Dann endlich stehe ich auf dem Runway 26. Ein letzter Check vom Instruktor und dann kommt die Freigabe vom Tower: «Hotel-Bravo-Papa-Echo-Yankee, you’re clear for takeoff.» Und los geht’s: mit Vollgas über die geteerte Bahn bis die Abhebegeschwindigkeit erreicht ist. Mein Flugzeug hebt ab, und in diesem Augenblick ist es vollends um mich geschehen. Dieses Gefühl, als sich meine Piper HB-PEY vom Boden löst und mich die G-Kräfte in den Sitz drücken, ist kaum zu beschrieben. Die Flüge über den Lago Maggiore gaben dem Wort «Freiheit» eine völlig neue Bedeutung.
Touch Down
Nach insgesamt zwölf Flugstunden und 17 Landungen, welche feinsäuberlich im Flug-Logbuch festgehalten wurden, waren die zwei Wochen auch schon wieder vorbei. Mit einem Abschlusszeugnis und einer Empfehlung für die militärische als auch die zivile Pilotenkarriere in der Tasche, ging es zurück an die Schule. Angefressen von der Fliegerei schrieb ich meine Maturaarbeit über die Pilotenausbildung.
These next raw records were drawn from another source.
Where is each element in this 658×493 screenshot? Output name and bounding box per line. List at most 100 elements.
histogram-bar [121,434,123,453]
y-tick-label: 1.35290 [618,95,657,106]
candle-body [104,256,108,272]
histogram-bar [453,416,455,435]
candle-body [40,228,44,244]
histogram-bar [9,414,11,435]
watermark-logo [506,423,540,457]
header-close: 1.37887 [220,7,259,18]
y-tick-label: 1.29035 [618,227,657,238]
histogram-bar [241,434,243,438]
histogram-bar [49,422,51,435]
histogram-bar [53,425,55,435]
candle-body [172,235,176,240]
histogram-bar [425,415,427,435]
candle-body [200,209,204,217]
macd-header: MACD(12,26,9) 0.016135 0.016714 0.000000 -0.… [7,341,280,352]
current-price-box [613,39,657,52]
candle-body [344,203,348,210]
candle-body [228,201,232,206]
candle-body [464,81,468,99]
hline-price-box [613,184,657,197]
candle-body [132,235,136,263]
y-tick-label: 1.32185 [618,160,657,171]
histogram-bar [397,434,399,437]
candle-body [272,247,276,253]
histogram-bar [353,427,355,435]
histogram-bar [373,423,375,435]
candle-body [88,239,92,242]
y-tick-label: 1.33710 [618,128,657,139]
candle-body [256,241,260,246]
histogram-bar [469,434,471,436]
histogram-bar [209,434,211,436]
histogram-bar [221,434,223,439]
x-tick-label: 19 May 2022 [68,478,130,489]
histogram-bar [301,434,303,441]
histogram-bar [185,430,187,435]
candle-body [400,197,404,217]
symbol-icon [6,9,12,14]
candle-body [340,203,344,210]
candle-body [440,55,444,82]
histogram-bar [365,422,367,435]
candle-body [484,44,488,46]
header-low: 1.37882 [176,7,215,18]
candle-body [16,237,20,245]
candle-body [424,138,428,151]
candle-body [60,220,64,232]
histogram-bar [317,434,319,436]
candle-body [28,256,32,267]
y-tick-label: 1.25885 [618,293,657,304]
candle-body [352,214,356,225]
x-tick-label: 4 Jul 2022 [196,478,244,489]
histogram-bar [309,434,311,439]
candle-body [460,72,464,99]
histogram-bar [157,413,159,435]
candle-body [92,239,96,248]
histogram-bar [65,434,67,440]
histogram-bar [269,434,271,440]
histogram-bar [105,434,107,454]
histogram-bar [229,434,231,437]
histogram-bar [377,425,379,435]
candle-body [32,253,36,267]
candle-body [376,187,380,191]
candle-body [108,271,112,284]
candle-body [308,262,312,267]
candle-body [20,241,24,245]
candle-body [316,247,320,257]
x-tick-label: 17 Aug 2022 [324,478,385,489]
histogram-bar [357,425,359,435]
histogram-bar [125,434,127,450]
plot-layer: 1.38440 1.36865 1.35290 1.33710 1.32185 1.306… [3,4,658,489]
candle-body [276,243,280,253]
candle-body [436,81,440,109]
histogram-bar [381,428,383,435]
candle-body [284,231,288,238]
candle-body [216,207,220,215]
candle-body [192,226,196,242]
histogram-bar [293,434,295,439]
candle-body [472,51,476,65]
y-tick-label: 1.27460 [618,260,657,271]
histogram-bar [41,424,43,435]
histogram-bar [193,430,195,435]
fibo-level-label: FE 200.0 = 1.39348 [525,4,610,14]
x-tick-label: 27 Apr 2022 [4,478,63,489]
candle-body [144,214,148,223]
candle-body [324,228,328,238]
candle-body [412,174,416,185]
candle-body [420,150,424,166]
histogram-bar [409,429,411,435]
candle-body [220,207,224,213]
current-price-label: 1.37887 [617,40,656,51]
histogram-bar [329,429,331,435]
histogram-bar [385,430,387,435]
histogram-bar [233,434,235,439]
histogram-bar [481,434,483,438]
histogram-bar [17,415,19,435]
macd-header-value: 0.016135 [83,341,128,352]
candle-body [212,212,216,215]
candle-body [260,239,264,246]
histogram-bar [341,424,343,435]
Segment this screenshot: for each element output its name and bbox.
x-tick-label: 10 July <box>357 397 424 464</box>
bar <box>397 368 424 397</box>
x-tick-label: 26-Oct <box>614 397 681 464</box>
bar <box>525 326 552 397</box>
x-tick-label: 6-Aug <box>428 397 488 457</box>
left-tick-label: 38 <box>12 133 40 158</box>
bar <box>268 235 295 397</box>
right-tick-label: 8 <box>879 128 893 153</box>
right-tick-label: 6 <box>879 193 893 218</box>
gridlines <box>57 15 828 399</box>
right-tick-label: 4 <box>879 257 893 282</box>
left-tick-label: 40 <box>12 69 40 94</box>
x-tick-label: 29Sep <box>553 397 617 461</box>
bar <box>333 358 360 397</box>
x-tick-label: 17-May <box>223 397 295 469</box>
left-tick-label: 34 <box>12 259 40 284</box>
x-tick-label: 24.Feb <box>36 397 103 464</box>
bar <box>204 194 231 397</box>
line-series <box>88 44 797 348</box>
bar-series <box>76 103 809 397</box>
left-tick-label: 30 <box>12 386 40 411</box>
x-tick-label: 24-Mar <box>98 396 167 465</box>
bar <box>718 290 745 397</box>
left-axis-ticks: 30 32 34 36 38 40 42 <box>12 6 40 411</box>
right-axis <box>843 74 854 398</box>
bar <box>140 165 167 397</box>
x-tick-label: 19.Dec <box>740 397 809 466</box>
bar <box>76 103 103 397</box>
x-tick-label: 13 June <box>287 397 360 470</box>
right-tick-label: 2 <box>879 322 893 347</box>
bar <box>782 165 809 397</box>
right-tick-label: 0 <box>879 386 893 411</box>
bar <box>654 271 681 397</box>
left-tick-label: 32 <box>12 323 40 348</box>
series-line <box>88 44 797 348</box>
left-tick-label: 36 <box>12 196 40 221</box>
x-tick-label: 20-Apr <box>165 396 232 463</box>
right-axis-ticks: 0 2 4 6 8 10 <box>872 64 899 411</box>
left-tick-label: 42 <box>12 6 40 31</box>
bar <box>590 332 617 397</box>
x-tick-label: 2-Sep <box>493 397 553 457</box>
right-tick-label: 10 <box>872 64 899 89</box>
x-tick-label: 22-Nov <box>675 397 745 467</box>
Diese liess mich erkennen, wie viele kommerzielle Flüge bereits damals vom Autopiloten gesteuert wurden. Und dieser Trend wird sich in Zukunft nur noch verstärken. Da ich aber selbst fliegen wollte, blieb ausser dem Militär und einer Ausbildung zum Helikopterpiloten nicht mehr viel übrig. Das Militär kam jedoch wegen meinen Brillengläsern, die Flaschenböden ähneln, nicht in Frage. In diesem Bereich ist das Militär – vermutlich zurecht – knallhart beim Auswahlverfahren. Als letztes blieb mir noch die Rega. Als ich jedoch herausfand, dass alleine die Basisausbildung auf einem einfachen Helikopter etwa 100 000 Franken kosten würde, entschied ich mich dagegen, denn wie sollte ich das finanzieren? Meinen Eltern wollte ich diese Summe nicht aufbürden.
Post-flight operations
Ich setzte mich folglich wie die meisten meiner Mitschüler mit Studiengängen und Universitäten auseinander. Im Ausschlussverfahren entschied ich mich für das BWL-Studium an der HSG. Die Logik dahinter war, dass ich mir ja nach meiner steilen Businesskarriere einfach mein eigenes Flugzeug leisten kann. Mit Träumen und Plänen ist das ja aber immer so eine Sache. Mittlerweile habe ich fünf Jahre studiert und somit vermutlich auch auf diesem Weg die 100 000 Franken aus den Taschen meiner Eltern gezogen. Hoffentlich öffnet mir der HSG-Abschluss viele Türen – und wer weiss, vielleicht absolviere ich irgendwann doch noch eine Pilotenausbildung.